A wide spectrum of athletes and sports were honored as the Southern Oregon Sports Commission held its inaugural banquet Thursday at the Santo Community Center.
During the ceremony, which was attended by about 200 people and recognized the Mail Tribune’s top 10 sports stories of 2014, male and female athletes of the year were announced and the top honor, the commission’s sports advocate of the year, was presented.
Southern Oregon University quarterback Austin Dodge, the NAIA player of the year who led the Raiders to their first national championship, received the award as top male athlete.
Former Cascade Christian swimmer Breanna Sapienza, an eight-time state champion who now competes for Vanderbilt University, received the female award.
Jerry and Zellah Swartsley, who founded the Pear Blossom Run in 1977 and were the longest-running race directors in the country when they turned it over 35 years later to the Rogue Valley Family YMCA, were hailed as the sports advocates of the year.
The sports commission, part of the Chamber of Medford/Jackson County and overseen by Travel Medford, was formed two years ago to enhance sports tourism. Its mission is to encourage collaboration between sports leaders, advocate for facilities, market events and support those already in place.
Dodge beat out a tough field for the top male honor, edging SOU runner Eric Avila, SOU wrestler Brock Gutches, Kansas City Royals pitcher Jeremy Guthrie and former St. Mary’s and current Northwestern golfer Dylan Wu.
Dodge, sporting a bow tie, flew in from Portland earlier in the day to accept the award.
He nodded to his fellow Raider athletes, Avila and Gutches, and mentioned the accomplishments of Guthrie and Wu and how impressed he was with all of the finalists’ credentials.
“Each and every one of those guys deserves this award as well,” said Dodge.
Dodge starred in coach Craig Howard’s high-flying offense, leading SOU to a 55-31 victory over Marian University in the championship game in December.
He was the Raiders’ first player of the year and obliterated the national record book. Among his NAIA career records are 154 passing touchdowns, 17,250 passing yards, 1,253 completions, 1,955 attempts, 17,566 total yards and 373.7 yards per game.

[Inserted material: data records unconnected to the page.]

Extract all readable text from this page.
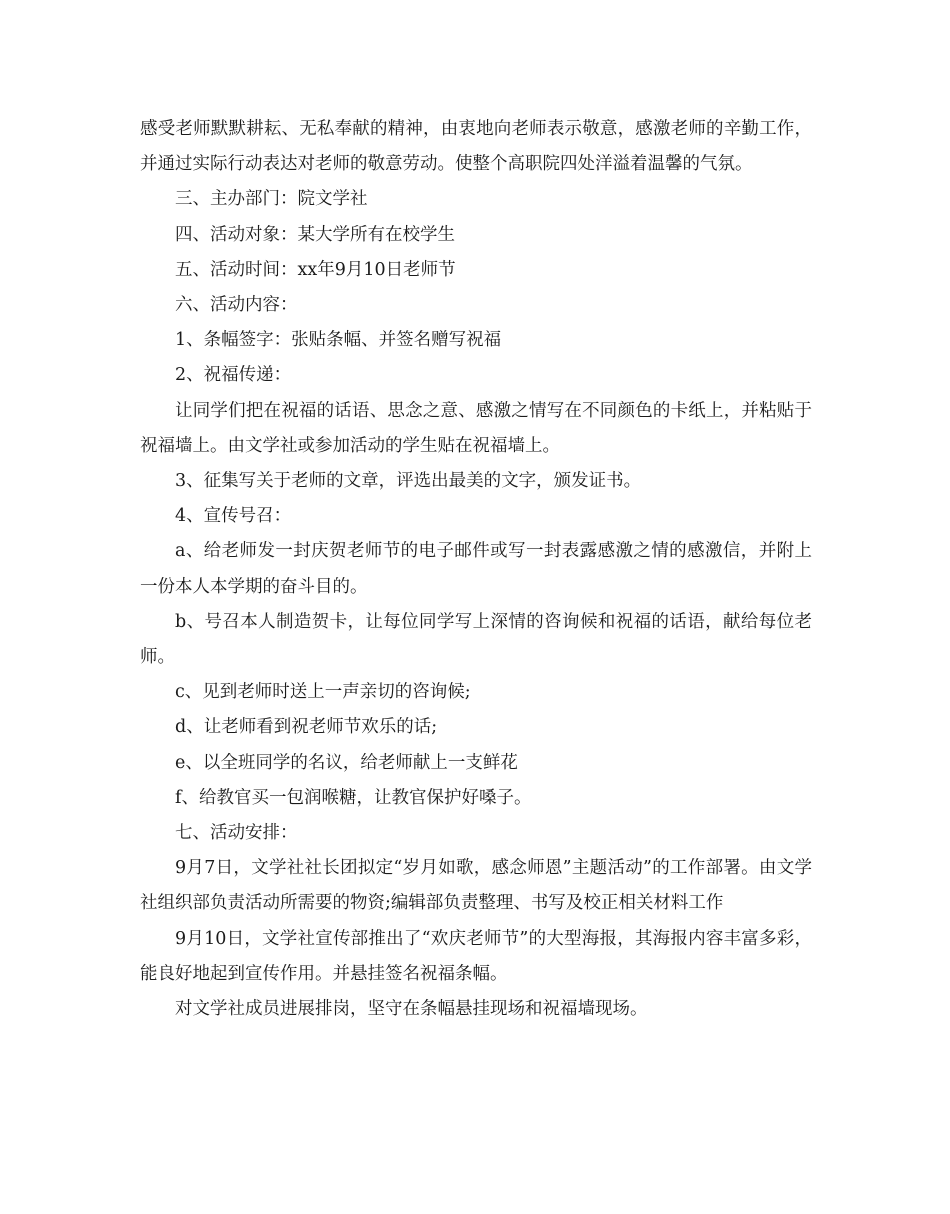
感受老师默默耕耘、无私奉献的精神，由衷地向老师表示敬意，感激老师的辛勤工作，并通过实际行动表达对老师的敬意劳动。使整个高职院四处洋溢着温馨的气氛。

三、主办部门：院文学社

四、活动对象：某大学所有在校学生

五、活动时间：xx年9月10日老师节

六、活动内容：

1、条幅签字：张贴条幅、并签名赠写祝福

2、祝福传递：

让同学们把在祝福的话语、思念之意、感激之情写在不同颜色的卡纸上，并粘贴于祝福墙上。由文学社或参加活动的学生贴在祝福墙上。

3、征集写关于老师的文章，评选出最美的文字，颁发证书。

4、宣传号召：

a、给老师发一封庆贺老师节的电子邮件或写一封表露感激之情的感激信，并附上一份本人本学期的奋斗目的。

b、号召本人制造贺卡，让每位同学写上深情的咨询候和祝福的话语，献给每位老师。

c、见到老师时送上一声亲切的咨询候;

d、让老师看到祝老师节欢乐的话;

e、以全班同学的名议，给老师献上一支鲜花

f、给教官买一包润喉糖，让教官保护好嗓子。

七、活动安排：

9月7日，文学社社长团拟定“岁月如歌，感念师恩”主题活动”的工作部署。由文学社组织部负责活动所需要的物资;编辑部负责整理、书写及校正相关材料工作

9月10日，文学社宣传部推出了“欢庆老师节”的大型海报，其海报内容丰富多彩，能良好地起到宣传作用。并悬挂签名祝福条幅。

对文学社成员进展排岗，坚守在条幅悬挂现场和祝福墙现场。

“It’s always been ingrained in my mind, ever since I was a young kid, that any individual award is the result of a team effort, and that’s what I’ve kind of stuck with my whole career,” said Dodge. “That’s what coach Howard and the coaching staff at SOU have really kept going in my values and my morals.
“Being a national champion and having the four years I was able to have academically and athletically and having the opportunities provided to me has just been great. This award kind of caps that off.”
Sapienza wasn’t available because she’s in the midst of school and her swimming season at Vanderbilt, where the freshman has already set a school record.
She sent a video expressing regret that she couldn’t attend and thanking the commission for the honor.
She beat out former South Medford basketball player Ashley Bolston, distance runner Marci Klimek Gage, North Medford track and field standout and soccer player Halley Folsom and SOU pole vaulter Stephanie Techler.
“I feel truly blessed to be honored, not only for myself but for my sport of swimming,” said Sapienza, who won the last two of her state titles as a senior for the Challengers, including a meet-record swim in the 100-yard butterfly at the Class 3A/2A/1A championships.
“I’d also like to thank my coaches and my family,” she said. “Without their daily support, I wouldn’t be where I am today.”
It was noted by emcee Patsy Smullin of KOBI-TV that with so many top-flight runners on the program, it was appropriate the advocate award be bestowed upon the Swartsleys.
She mentioned their Pear Blossom Run motto, “Everyone’s a winner,” but said, “tonight, they stand alone” as SOSC winners.
“It’s hard to express what it was like for all those years to be such a special part of our community and all the organizations, people and volunteers,” said Zellah. “We’re just very, very grateful, and we will treasure all of those memories.”
The Swartsleys had dignitaries at the first race in 1977. Bill Bowerman, who grew up in Medford and co-founded Nike, was the starter. The race winner was Frank Shorter, who five years earlier won the marathon in the Olympics.
“We began organizing races because there weren’t any,” said Jerry.
The first race attracted nearly 550 runners. The Swartsleys made bibs of thick cardboard paper. They later cut squares of vinyl and made their own, lighter bibs.
“We still have the scissors,” said Zellah.
The race now approaches 6,000 entrants and features a variety of distances for all ages and running levels.
“The challenge of putting together a race is like the challenge of putting together a giant puzzle,” said Jerry. “For us, it’s the joy of seeing all the happy faces. It’s about the people, those we met, those we worked with, volunteers, sponsors, etc. Those who participate, their stories, their challenges, their successes and their smiles.
“We love the passion that individuals have who are involved in sports, the positive energy, the zest for life. For us, it’s been a great run. Thank you.”